In ruling upon defendants’ motion to dismiss on the grounds of insufficient evidence, the trial court is required to interpret the evidence in the light most favorable to the State, drawing all reasonable inferences in the State’s favor. State v. Fletcher, 301 N.C.,709, 272 S.E. 2d 859 (1981); State v. King, 299 N.C. 707, 264 S.E. 2d 40 (1980); State v. Bowman, 232 N.C. 374, 61 S.E. 2d 107 (1950). The trial court must determine as a question of law whether the State has offered substantial evidence of defendant’s guilt on every essential element of the crime charged. ‘Substantial evidence’ is that amount of relevant evidence that a reasonable mind might ac*183cept as adequate to support a conclusion. State v. Smith, 300 N.C. 71, 265 S.E. 2d 164 (1980); State v. Powell, 299 N.C. 95, 261 S.E. 2d 114 (1980).
State v. Cox, 303 N.C. 75, 87, 277 S.E. 2d 376, 384 (1981). Upon a complete review of the evidence in the record before us, we find that the State offered substantial evidence on each and every element of the offenses with which defendant was charged.
Defendant Corbett assigns the following errors as the basis for his appeal:
1. Insufficiency of the indictment charging him with rape in failing to include the averment “with force and arms.”
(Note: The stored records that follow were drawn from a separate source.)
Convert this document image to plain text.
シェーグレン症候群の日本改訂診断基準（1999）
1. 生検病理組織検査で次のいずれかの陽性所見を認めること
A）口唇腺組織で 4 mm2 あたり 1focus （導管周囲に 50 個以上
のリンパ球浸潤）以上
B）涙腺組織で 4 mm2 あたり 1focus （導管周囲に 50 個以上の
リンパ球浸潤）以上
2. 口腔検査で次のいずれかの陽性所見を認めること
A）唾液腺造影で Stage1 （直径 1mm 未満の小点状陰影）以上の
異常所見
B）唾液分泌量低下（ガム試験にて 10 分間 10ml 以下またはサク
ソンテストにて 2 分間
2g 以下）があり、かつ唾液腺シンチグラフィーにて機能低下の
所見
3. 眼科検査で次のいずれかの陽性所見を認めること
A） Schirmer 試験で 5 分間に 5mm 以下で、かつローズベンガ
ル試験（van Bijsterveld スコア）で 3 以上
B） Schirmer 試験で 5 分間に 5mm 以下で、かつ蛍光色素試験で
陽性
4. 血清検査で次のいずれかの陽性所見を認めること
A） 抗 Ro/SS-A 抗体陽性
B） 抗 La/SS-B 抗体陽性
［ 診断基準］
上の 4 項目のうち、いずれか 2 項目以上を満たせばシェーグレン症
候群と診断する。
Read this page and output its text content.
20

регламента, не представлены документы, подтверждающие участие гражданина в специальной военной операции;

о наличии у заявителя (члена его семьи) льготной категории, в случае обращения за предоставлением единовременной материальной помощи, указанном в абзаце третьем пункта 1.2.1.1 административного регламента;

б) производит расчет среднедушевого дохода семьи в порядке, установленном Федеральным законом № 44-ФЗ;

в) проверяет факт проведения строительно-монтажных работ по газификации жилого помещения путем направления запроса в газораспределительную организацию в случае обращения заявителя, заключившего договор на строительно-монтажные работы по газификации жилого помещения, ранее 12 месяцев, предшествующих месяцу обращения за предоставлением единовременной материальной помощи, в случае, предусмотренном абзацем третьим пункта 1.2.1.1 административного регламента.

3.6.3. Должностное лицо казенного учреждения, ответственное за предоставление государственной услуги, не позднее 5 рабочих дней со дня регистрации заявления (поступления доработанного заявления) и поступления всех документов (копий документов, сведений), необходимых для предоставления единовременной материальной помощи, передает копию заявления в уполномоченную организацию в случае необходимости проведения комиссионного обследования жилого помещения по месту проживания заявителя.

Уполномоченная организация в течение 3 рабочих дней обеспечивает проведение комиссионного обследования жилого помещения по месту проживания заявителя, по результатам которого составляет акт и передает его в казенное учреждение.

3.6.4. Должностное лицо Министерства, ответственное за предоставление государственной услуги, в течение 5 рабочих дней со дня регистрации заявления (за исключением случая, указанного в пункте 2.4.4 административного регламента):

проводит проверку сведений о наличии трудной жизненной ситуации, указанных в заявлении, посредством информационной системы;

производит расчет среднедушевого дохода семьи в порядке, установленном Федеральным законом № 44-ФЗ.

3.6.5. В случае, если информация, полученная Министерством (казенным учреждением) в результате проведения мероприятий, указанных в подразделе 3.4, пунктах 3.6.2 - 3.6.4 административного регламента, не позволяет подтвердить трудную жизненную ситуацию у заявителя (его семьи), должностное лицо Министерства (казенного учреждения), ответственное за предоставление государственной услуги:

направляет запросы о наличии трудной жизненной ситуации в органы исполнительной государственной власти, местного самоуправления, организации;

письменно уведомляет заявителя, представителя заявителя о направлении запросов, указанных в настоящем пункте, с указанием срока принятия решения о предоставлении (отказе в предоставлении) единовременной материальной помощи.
2. Denial of his motion for funds to employ an expert in fingerprint analysis.
3. Denial of his motion for a change in venue.
4. Granting of the State’s motion for consolidation of the cases against both defendants.
5. The trial court’s questioning of witnesses in violation of G.S. § 15A-1232.
6. The in-court identification made of defendant Corbett by the prosecuting witness.
7. The admission into evidence of certain exhibits including an automatic pistol, sets of fingerprints, and a gold wedding band.
8. Denial of his motions to dismiss.
As this defendant’s eight assignments of error duplicate in all material respects those brought forward by defendant Rhone, and as we have fully discussed each of these alleged errors with respect to defendant Rhone’s appeal, we therefore deem it unnecessary to repeat the portions of our opinion applicable to these issues.
For the reasons set forth in this opinion, we hold that defendants Rhone and Corbett received a fair trial free of prejudicial error.